Ao classificar o ataque como "puro fascismo", o chefe de Estado bielorrusso adiantou esperar uma resposta "justa e honesta" das autoridades ucranianas, exigindo "uma punição adequada dos responsáveis".
As autoridades bielorrussas convocaram o encarregado de negócios ucraniano no país, Ivan Novitskiy, para protestar pelo incidente e exigir "explicações concretas", bem como uma "investigação imediata e objetiva" e reclamar que "os perpetradores sejam levados à justiça com o máximo rigor".
Minsk vai procurar uma avaliação internacional e uma condenação inequívoca do ataque, afirmaram.
"Em relação a este horrível acontecimento, o Ministério dos Negócios Estrangeiros da Bielorrússia já enviou as notificações pertinentes às missões bielorrussas no estrangeiro, em particular aos nossos representantes permanentes junto de organizações internacionais, incluindo as Nações Unidas, a Organização para a Segurança e Cooperação na Europa e a Comunidade dos Estados Independentes", esclareceram.
As mesmas autoridades disseram que a Bielorrússia "reserva-se o direito de realizar sessões e audiências perante organismos internacionais" a propósito do ataque.
"Não permitiremos que as mortes de civis e o sofrimento das nossas crianças fiquem sem resposta", referiram.

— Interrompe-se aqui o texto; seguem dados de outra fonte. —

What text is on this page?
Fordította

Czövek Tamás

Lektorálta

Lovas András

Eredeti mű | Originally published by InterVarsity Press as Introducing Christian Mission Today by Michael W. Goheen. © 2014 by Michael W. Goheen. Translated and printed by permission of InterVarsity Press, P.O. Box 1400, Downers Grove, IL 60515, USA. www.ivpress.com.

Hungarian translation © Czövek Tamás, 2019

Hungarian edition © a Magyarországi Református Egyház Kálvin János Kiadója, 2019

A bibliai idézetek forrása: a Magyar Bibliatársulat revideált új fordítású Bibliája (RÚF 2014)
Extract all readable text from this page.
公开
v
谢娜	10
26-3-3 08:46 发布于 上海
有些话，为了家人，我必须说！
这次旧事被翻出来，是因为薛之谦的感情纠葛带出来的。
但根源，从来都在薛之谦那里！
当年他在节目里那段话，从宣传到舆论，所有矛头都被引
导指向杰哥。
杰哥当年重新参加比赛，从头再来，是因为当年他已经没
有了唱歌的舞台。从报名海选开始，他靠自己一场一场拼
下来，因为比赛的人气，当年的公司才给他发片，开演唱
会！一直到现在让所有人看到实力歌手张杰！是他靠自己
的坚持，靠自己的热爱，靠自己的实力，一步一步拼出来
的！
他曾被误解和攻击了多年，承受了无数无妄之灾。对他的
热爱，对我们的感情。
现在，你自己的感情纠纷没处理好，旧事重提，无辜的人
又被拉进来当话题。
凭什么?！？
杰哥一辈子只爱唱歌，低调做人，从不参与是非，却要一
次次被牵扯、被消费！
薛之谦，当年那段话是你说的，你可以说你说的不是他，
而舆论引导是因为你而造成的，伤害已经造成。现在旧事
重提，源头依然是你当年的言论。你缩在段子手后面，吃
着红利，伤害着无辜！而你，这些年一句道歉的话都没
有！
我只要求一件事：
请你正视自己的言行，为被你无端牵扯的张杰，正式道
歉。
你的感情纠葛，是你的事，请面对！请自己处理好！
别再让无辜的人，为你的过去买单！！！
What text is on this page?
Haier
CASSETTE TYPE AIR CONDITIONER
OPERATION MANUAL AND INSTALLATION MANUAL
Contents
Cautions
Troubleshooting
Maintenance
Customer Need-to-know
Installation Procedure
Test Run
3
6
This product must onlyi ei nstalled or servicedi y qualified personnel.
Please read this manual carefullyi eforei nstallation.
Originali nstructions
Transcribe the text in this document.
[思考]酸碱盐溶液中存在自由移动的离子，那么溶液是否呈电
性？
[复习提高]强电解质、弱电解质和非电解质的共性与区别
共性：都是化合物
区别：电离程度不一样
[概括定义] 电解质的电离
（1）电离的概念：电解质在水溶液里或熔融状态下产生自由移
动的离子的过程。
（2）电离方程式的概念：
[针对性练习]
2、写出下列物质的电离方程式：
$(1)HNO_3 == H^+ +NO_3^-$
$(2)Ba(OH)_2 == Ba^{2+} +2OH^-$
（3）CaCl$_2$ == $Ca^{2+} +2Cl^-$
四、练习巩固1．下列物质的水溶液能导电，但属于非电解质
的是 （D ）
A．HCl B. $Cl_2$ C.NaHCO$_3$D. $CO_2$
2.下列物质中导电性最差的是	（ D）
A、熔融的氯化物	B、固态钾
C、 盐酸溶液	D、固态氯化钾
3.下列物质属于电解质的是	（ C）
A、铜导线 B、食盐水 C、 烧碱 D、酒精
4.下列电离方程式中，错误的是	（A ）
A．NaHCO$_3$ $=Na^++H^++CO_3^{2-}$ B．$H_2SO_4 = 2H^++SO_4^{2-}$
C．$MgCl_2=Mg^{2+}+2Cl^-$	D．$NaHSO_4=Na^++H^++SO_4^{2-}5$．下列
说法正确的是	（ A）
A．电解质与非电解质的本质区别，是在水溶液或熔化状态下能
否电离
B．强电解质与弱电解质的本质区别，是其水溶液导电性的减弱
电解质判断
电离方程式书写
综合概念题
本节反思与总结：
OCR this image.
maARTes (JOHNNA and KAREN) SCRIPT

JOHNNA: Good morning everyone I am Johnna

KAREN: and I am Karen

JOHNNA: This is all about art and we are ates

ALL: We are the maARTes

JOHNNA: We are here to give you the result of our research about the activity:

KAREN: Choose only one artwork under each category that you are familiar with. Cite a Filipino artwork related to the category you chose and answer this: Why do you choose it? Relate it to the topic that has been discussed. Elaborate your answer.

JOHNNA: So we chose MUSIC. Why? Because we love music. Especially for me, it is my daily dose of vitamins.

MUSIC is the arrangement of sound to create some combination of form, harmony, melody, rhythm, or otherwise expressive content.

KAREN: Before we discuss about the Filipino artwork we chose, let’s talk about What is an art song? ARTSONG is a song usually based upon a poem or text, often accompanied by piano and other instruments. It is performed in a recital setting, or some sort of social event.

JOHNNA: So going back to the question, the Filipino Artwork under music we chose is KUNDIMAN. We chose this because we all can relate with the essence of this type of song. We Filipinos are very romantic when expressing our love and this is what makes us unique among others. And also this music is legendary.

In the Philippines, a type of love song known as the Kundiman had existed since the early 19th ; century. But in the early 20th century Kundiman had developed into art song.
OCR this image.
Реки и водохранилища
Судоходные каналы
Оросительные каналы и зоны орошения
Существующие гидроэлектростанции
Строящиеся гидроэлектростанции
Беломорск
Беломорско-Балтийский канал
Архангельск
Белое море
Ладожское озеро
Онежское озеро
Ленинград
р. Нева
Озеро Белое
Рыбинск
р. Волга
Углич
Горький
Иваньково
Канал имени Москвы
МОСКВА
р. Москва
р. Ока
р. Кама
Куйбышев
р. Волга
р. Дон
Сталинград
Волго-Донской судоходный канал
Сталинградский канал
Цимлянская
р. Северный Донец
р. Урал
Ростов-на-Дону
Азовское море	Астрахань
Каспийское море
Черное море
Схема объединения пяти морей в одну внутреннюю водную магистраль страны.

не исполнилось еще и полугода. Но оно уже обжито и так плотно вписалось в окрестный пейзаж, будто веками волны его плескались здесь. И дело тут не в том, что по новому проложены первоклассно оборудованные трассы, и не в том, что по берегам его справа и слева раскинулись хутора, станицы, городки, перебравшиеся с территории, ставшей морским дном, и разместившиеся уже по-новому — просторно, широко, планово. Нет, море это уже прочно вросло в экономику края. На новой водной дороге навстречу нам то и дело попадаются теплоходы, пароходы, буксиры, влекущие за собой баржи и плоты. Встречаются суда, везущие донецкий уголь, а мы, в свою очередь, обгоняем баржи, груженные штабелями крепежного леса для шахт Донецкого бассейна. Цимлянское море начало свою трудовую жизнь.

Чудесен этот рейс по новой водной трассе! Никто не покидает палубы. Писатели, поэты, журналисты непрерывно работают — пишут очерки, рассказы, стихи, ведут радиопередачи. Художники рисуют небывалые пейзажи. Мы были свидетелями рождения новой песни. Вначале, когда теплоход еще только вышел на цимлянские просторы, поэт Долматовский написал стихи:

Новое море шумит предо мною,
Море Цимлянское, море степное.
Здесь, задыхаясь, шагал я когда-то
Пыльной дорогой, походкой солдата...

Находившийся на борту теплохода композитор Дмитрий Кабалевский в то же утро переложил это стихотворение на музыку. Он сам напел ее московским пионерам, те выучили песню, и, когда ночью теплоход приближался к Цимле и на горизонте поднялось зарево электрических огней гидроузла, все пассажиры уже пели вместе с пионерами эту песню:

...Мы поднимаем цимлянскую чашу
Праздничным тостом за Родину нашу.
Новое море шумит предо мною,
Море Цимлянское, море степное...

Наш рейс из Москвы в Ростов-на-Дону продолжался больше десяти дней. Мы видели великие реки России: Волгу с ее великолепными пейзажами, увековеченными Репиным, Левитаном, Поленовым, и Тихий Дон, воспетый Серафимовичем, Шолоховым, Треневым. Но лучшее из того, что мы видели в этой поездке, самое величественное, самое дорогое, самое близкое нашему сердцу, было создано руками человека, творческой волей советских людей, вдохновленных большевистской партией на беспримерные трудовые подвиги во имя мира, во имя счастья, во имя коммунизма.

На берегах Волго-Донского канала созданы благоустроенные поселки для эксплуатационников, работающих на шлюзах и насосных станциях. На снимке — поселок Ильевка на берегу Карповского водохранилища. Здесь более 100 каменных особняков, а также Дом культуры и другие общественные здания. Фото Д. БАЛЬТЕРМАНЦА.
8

A Rússia anunciou na quarta-feira que um autocarro que transportava uma equipa de futebol infantil bielorrussa entre Gomel, na Bielorrússia, e a cidade de Gelendzhik, na região russa de Bryansk foi alvo de um ataque, cuja responsabilidade atribuiu diretamente às forças ucranianas.
Uma mulher foi morta no ataque e sete pessoas ficaram feridas, das quais cinco são crianças.
O Governo russo classificou o ataque como um "crime abominável" perpetrado pelo "regime de [o Presidente ucraniano] Volodymyr Zelensky, que, apesar das declarações hipócritas sobre o alegado compromisso com a proteção das crianças, está consciente e inegavelmente a colocá-las em perigo".